“Go on, now,” I heard my mom say. “You’re upsetting your sister.”
The light switch flipped off, and I got what I wanted.
Darkness and solitude.
It was better to be alone — especially if I couldn’t be with the person I loved.
* * *
The weeks stretched to months. There was still no word from Mikhail.
I didn’t have to pretend to be sick in bed anymore. I really was sick. Everything hurt and felt wrong. I couldn’t keep food down. I didn’t understand what was happening, except that I was so sad and ill all the time that it felt like my life was ending.
“Sadie, this is becoming too much,” my mom said, her shape just a dark outline against the brightness of the open door as she attempted to get through to me. “I know you’re upset and not feeling well, but we have to draw the line somewhere. Come on. Get up. Let’s get you outside for a walk. Some fresh air would help your stomach.”
Moving would upset my stomach. The light upset my stomach. Everything was bad.
“When was the last time you even ate?”
Food? Just the thought of it roiled my stomach, and I gagged weakly.
“Sadie!” My mom rushed toward me. “What in the world is wrong?”
Jonathan was by my side in an instant too. I didn’t even know that he was home. “What’s happening?” he demanded.
“Sadie, say something!” my mom urged.
“I don’t feel good,” I croaked, and my stomach tried to heave again.
“She needs to go to the hospital,” my mom said. “Jon, can you lift her?”
I was already in his arms. “She doesn’t weigh anything,” he said, punctuating the statement with a curse as he strode out the door. I tried to hang on around his neck, but I was just too weak. All I could do was clutch the front of his shirt. “Are you sure about the emergency room, Mom? What if we go to the clinic instead?”
I hadn’t seen my mom run in years. Not since we were kids. But there she was, dashing out in front of us to start the car, which sputtered on almost miraculously at the first try.
“Hospital’s closer,” she said. “And I don’t like the looks of her. She’s gray. Come on. Get in.”
Jonathan didn’t bother sitting me in my own seat. He just folded the two of us together into the front seat and closed the door behind us, me on his lap. The car lurched forward and I hid my face against his chest. The motion, like everything else, sickened me.
“Puke on me and you’re dead — I don’t care what’s wrong with you,” he muttered, but it was less of a warning and more a worried joke than anything. I couldn’t remember the last time the two of us had been so close. Probably when we were both inside my mom at the same time. Once we’d been born, it was like we tried to carve out our own space in the world by pushing each other away.
I must’ve drifted off on the drive, because when I next opened my eyes, I was lying down in a gurney, a nurse peering down at me while eviscerating my pajamas with a pair of scissors.
“Wait,” I croaked. “Wait.”
“It’s okay,” the nurse said, shushing me. “You’re okay.”
“My pajamas,” I complained, but there was nothing I could do. They cut the clothes off of me with frightening efficiency, like sheering a sheep of its wool. I was in a hospital gown before I could track what was happening.
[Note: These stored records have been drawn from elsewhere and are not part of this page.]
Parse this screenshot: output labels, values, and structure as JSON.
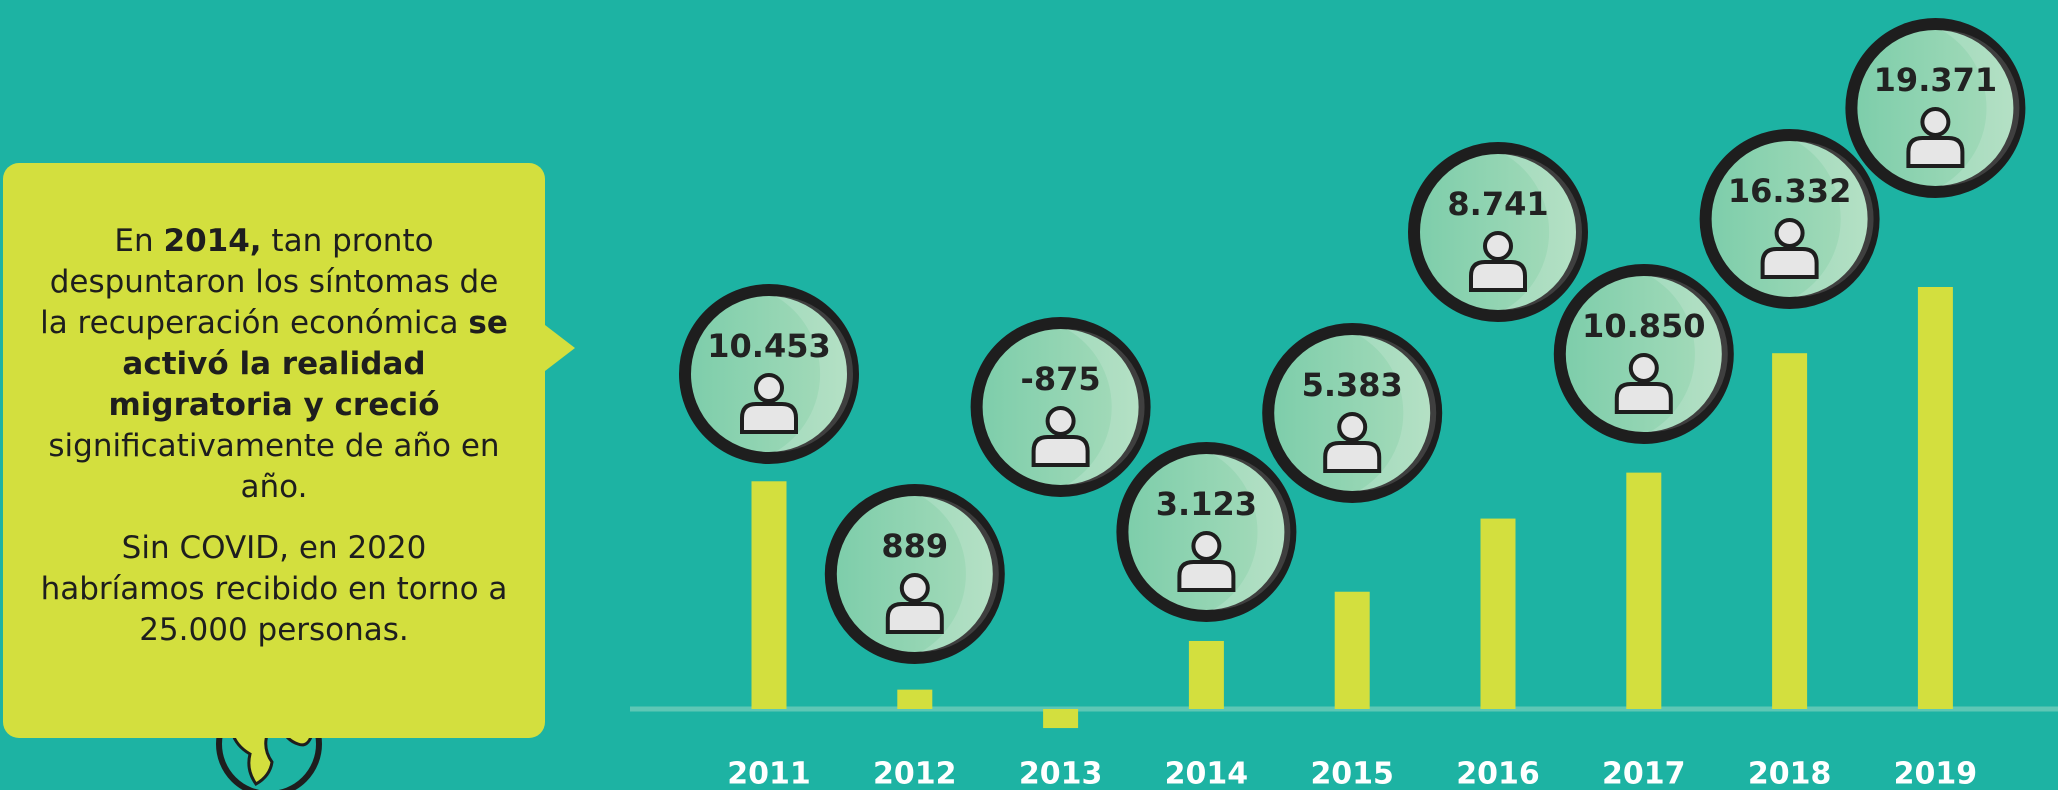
{
  "chart_data": {
    "type": "bar",
    "categories": [
      "2011",
      "2012",
      "2013",
      "2014",
      "2015",
      "2016",
      "2017",
      "2018",
      "2019"
    ],
    "values": [
      10453,
      889,
      -875,
      3123,
      5383,
      8741,
      10850,
      16332,
      19371
    ],
    "value_labels": [
      "10.453",
      "889",
      "-875",
      "3.123",
      "5.383",
      "8.741",
      "10.850",
      "16.332",
      "19.371"
    ],
    "color": "#d3df3e"
  },
  "callout": {
    "paragraph_1": [
      "En ",
      "2014,",
      " tan pronto despuntaron los síntomas de la recuperación económica ",
      "se activó la realidad migratoria y creció",
      " significativamente de año en año."
    ],
    "paragraph_2": "Sin COVID, en 2020 habríamos recibido en torno a 25.000 personas."
  }
}
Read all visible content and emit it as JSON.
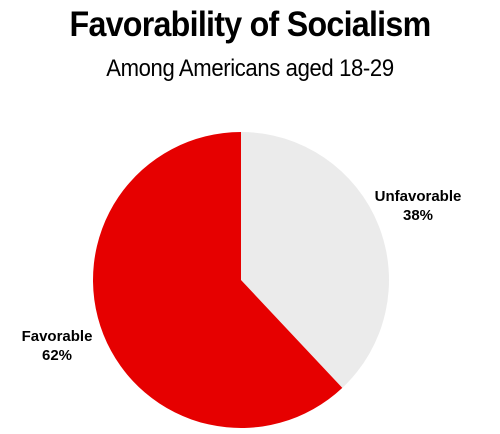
{
  "chart_data": {
    "type": "pie",
    "title": "Favorability of Socialism",
    "subtitle": "Among Americans aged 18-29",
    "slices": [
      {
        "name": "Unfavorable",
        "value": 38,
        "value_label": "38%",
        "color": "#ebebeb"
      },
      {
        "name": "Favorable",
        "value": 62,
        "value_label": "62%",
        "color": "#e60000"
      }
    ],
    "start_angle": "12 o'clock",
    "direction": "clockwise",
    "legend": "none",
    "labels": "outside slices"
  }
}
They were either that fast, or I was that out of it.
I closed my eyes, shying away from the needle as the nurse inserted an IV. “She’s dehydrated,” someone said. “We’re going to need to do some tests.”
“I don’t like the look of that distending,” someone else added, pressing my belly, and that’s all I could keep track of, slipping back into blissful nothingness.
* * *
I blinked awake, my mom clutching my hand, as the curtain swooshed open on its rod. Oh, no. How long had I been asleep? Was I really in the ER? This was going to cost a fortune.
My brother stopped in the middle of his pacing to stare down the doctor who had entered. “Well? Anything yet? Or are there another dozen tests you’re going to order before we have answers?”